The second thing that should jump out is that Warren said that if he’s muzzled or isn’t allowed to preach when he goes to Syria and North Korea, he doesn’t go. Well, Warren is invited preach to 15,000 in North Korea next year. But in a country where millions subsist on grass and whatever they can dig up out of the dirt, just who will occupy the seats in that stadium? In a country run by a Communist personality cult, what sort of person will get the privilege of seeing and hearing the visiting pastor? In a country where real Christian evangelism will get you a ticket to a prison camp and where the government approves and monitors all churches and where the ultimate deity is that fellow with the poofy hair who walks around in the Dr. Evil suit, why might Warren have been singled out for the invitation to preach? Could it be because the visit’s propaganda value to Kim outweighs any threat Warren’s watered-down gospel might pose?
And in Syria, why is there no record of Warren having preached to anyone at all? The only thing we know about the Syria trip is that Warren got the go-ahead to ship in his PEACE Plan manuals and materials (minus the Purple Haze intro, no doubt), and that he lavished praise on the Assad regime. That would be the Assad regime that is right now helping Hezbollah re-arm for its next attempt to destroy Israel, and allows Syria to be the HQ for more terrorist groups than any other country on earth.
Is Syria a country that needs the gospel? You betcha. Is there any evidence that Rick Warren breathed a word of that gospel while he was in Syria? No. We do know that the one part of historical Christianity he did cite in defending his trip, he got completely wrong. Paul was not a Syrian, and it wouldn’t matter in today’s world even if he had been. It’s not at all out of bounds to wonder that if Warren got that basic fact wrong about one of the most famous Christians in history, what else does he get wrong? But that’s another topic for another time, and probably another venue.
Regarding Obama, Rick Warren has at least been consistent. He said nice things about Obama before and after the AIDS conference. Regarding his trips to North Korea and Syria, which I consider to be the more serious issues, Warren contradicts himself and may be lying about why he goes to those countries and what he does while he’s there.

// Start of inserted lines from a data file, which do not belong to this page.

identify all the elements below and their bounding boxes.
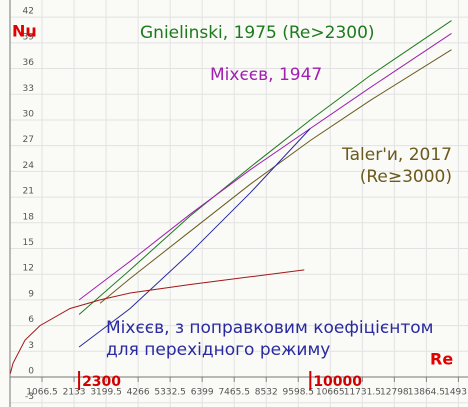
- y-tick-label: 9: [28, 289, 34, 299]
- y-tick-label: 6: [28, 315, 34, 325]
- x-tick-label: 7465.5: [218, 388, 250, 398]
- x-tick-label: 12798: [380, 388, 409, 398]
- y-tick-label: 15: [23, 238, 34, 248]
- marker-label: 2300: [82, 374, 121, 390]
- series-label: Taler'и, 2017 (Re≥3000): [341, 145, 452, 187]
- series-line: [9, 269, 305, 374]
- x-tick-label: 6399: [191, 388, 214, 398]
- y-tick-label: 30: [23, 109, 35, 119]
- series-label-line: для перехідного режиму: [106, 340, 330, 360]
- x-tick-label: 4266: [127, 388, 150, 398]
- series-line: [78, 20, 452, 315]
- y-tick-label: -3: [25, 392, 34, 402]
- series-label-line: Gnielinski, 1975 (Re>2300): [140, 23, 375, 43]
- x-tick-label: 3199.5: [90, 388, 122, 398]
- y-tick-label: 18: [23, 212, 35, 222]
- y-tick-label: 24: [23, 161, 35, 171]
- y-tick-label: 27: [23, 135, 34, 145]
- x-axis-label: Re: [430, 350, 453, 369]
- y-tick-label: 33: [23, 84, 34, 94]
- x-tick-label: 9598.5: [283, 388, 315, 398]
- y-tick-label: 3: [28, 341, 34, 351]
- series-label: Міхєєв, з поправковим коефіцієнтом для пе…: [106, 318, 433, 360]
- y-tick-label: 39: [23, 32, 35, 42]
- series-label-line: (Re≥3000): [360, 167, 452, 187]
- series-label-line: Taler'и, 2017: [341, 145, 452, 165]
- x-tick-label: 13864.5: [408, 388, 445, 398]
- y-tick-label: 21: [23, 187, 34, 197]
- x-tick-label: 5332.5: [154, 388, 186, 398]
- series-line: [78, 32, 452, 301]
- marker-label: 10000: [313, 374, 362, 390]
- x-tick-label: 14931: [444, 388, 468, 398]
- x-tick-label: 11731.5: [344, 388, 381, 398]
- series-label-line: Міхєєв, 1947: [210, 65, 322, 85]
- y-tick-label: 36: [23, 58, 35, 68]
- y-axis-label: Nu: [12, 22, 37, 41]
- series-line: [99, 49, 452, 304]
- series-line: [78, 128, 311, 348]
- series-label: Міхєєв, 1947: [210, 65, 322, 85]
- x-tick-label: 2133: [63, 388, 86, 398]
- y-tick-label: 0: [28, 367, 34, 377]
- x-tick-label: 10665: [316, 388, 345, 398]
- series-label: Gnielinski, 1975 (Re>2300): [140, 23, 375, 43]
- x-tick-label: 8532: [255, 388, 278, 398]
- x-tick-label: 1066.5: [26, 388, 58, 398]
- y-tick-label: 12: [23, 264, 34, 274]
- series-label-line: Міхєєв, з поправковим коефіцієнтом: [106, 318, 433, 338]
- y-tick-label: 42: [23, 7, 34, 17]
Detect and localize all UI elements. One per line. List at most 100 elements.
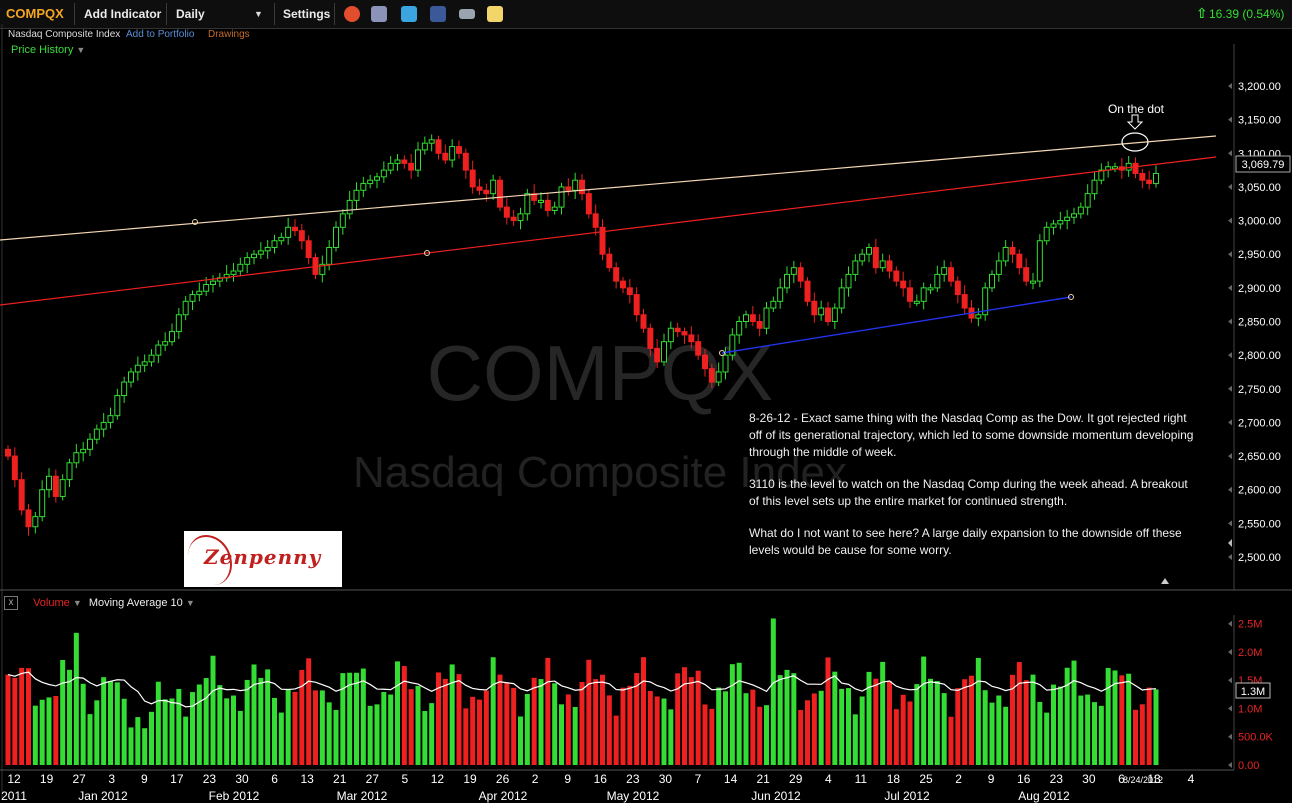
y-tick-label: 3,200.00: [1238, 81, 1281, 93]
candle-body: [661, 341, 667, 363]
upper-trendline[interactable]: [0, 135, 1217, 241]
volume-bar: [1098, 705, 1104, 765]
close-icon[interactable]: x: [4, 596, 18, 610]
red-trendline[interactable]: [0, 156, 1217, 306]
note-paragraph-2: 3110 is the level to watch on the Nasdaq…: [749, 477, 1188, 508]
period-select[interactable]: Daily: [176, 7, 205, 21]
notes-icon[interactable]: [371, 6, 387, 22]
trendline-handle[interactable]: [424, 250, 430, 256]
volume-bar: [114, 682, 120, 765]
candle-body: [360, 183, 367, 191]
candle-body: [743, 314, 749, 322]
candle-body: [175, 314, 182, 333]
volume-bar: [1092, 702, 1097, 765]
volume-bar: [470, 696, 476, 765]
add-indicator-button[interactable]: Add Indicator: [84, 7, 162, 21]
volume-label: Volume: [33, 596, 70, 609]
y-tick-mark: [1228, 251, 1232, 258]
candle-body: [52, 475, 59, 497]
volume-bar: [805, 700, 810, 765]
x-axis-labels: 12 19 27 3 9 17 23 30 6 13 21 27 5 12 19 26 2 9 16 23 30 7 14 2…: [1, 772, 1195, 803]
volume-bar: [1064, 667, 1070, 765]
candle-body: [1132, 162, 1139, 174]
symbol-field[interactable]: COMPQX: [6, 6, 64, 21]
chevron-down-icon[interactable]: ▼: [72, 597, 82, 608]
volume-bar: [101, 677, 107, 765]
candle-body: [1002, 246, 1009, 262]
volume-bar: [39, 699, 45, 765]
candle-body: [859, 253, 866, 262]
x-date-tick: 2: [955, 772, 962, 786]
volume-bar: [108, 681, 113, 765]
y-tick-label: 2,600.00: [1238, 485, 1281, 497]
trendline-handle[interactable]: [192, 219, 198, 225]
volume-bar: [634, 673, 640, 765]
twitter-icon[interactable]: [401, 6, 417, 22]
volume-bar: [354, 672, 359, 765]
candle-body: [73, 452, 80, 464]
support-trendline[interactable]: [721, 296, 1072, 354]
candle-body: [784, 273, 790, 289]
candle-body: [421, 142, 428, 151]
volume-bar: [736, 662, 742, 765]
index-name: Nasdaq Composite Index: [8, 29, 121, 40]
binoculars-icon[interactable]: [459, 9, 475, 19]
collapse-up-icon[interactable]: [1161, 578, 1169, 584]
alarm-icon[interactable]: [344, 6, 360, 22]
candle-body: [1023, 267, 1030, 282]
candle-body: [394, 159, 401, 164]
candle-body: [729, 334, 736, 356]
volume-bar: [490, 657, 496, 765]
candle-body: [640, 314, 647, 329]
candle-body: [1071, 213, 1077, 218]
candle-body: [647, 327, 654, 349]
volume-bar: [606, 695, 612, 765]
volume-bar: [723, 691, 728, 765]
candle-body: [353, 189, 360, 201]
volume-bar: [1146, 687, 1152, 765]
candle-body: [148, 354, 155, 363]
volume-bar: [832, 671, 838, 765]
candle-body: [367, 179, 374, 185]
volume-tick-label: 2.5M: [1238, 619, 1262, 631]
candle-body: [620, 280, 626, 289]
x-month-label: Feb 2012: [209, 789, 260, 803]
drawings-link[interactable]: Drawings: [208, 29, 250, 40]
candle-body: [11, 455, 18, 481]
volume-bar: [340, 673, 346, 765]
volume-bar: [121, 698, 127, 765]
candle-body: [920, 287, 927, 302]
highlight-circle[interactable]: [1121, 132, 1149, 152]
scroll-left-icon[interactable]: [1228, 539, 1232, 547]
y-tick-label: 2,500.00: [1238, 552, 1281, 564]
x-date-tick: 11: [855, 772, 868, 786]
trendline-handle[interactable]: [719, 350, 725, 356]
chevron-down-icon[interactable]: ▼: [185, 597, 195, 608]
volume-moving-average-line: [7, 671, 1157, 708]
y-tick-mark: [1228, 318, 1232, 325]
volume-bar: [210, 655, 216, 765]
facebook-icon[interactable]: [430, 6, 446, 22]
sticky-note-icon[interactable]: [487, 6, 503, 22]
candle-body: [401, 159, 408, 164]
x-month-label: Jul 2012: [884, 789, 930, 803]
trendline-handle[interactable]: [1068, 294, 1074, 300]
volume-bar: [839, 688, 845, 765]
volume-bar: [429, 703, 435, 765]
y-tick-mark: [1228, 83, 1232, 89]
volume-bar: [190, 692, 195, 765]
chevron-down-icon[interactable]: ▼: [254, 9, 263, 19]
candle-body: [251, 253, 257, 259]
volume-tick-mark: [1228, 677, 1232, 684]
candle-body: [736, 321, 743, 336]
candle-body: [1030, 280, 1036, 284]
x-month-label: Jan 2012: [78, 789, 128, 803]
candle-body: [558, 186, 565, 208]
candle-body: [374, 176, 380, 181]
settings-button[interactable]: Settings: [283, 7, 331, 21]
volume-last-label: 1.3M: [1241, 686, 1265, 698]
price-history-menu[interactable]: Price History ▼: [11, 44, 85, 56]
volume-bar: [996, 695, 1002, 765]
add-to-portfolio-link[interactable]: Add to Portfolio: [126, 29, 195, 40]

Since my last posts about Warren, I’ve gotten a few emails from people who attend his church. One or two of them asked me not to continue writing about Warren, because it amounts to airing the church’s dirty laundry in public. That’s a fair point, but my response then and now is that I don’t post about Warren as long as he doesn’t stray into topics that I write about. I tend to write about politics, the war, sports, and occassionally pop culture (and I’ve been falling down on that last one–sorry, BSG fans). On this blog I don’t write very often about faith unless it intersects with politics or the war. Unfortunately, Warren’s words and actions keep bringing him back into the arena of things I write about. So I write about him.
If Rev. Warren or his supporters prefer him not to be criticized by bloggers who tend to write about politics, perhaps he should live up to what he says and actually stay out of politics.
By inviting politicians to speak at his church, and by visiting heads of state in Syria and North Korea if he goes there next year, Warren inserts himself into politics. And I write about it.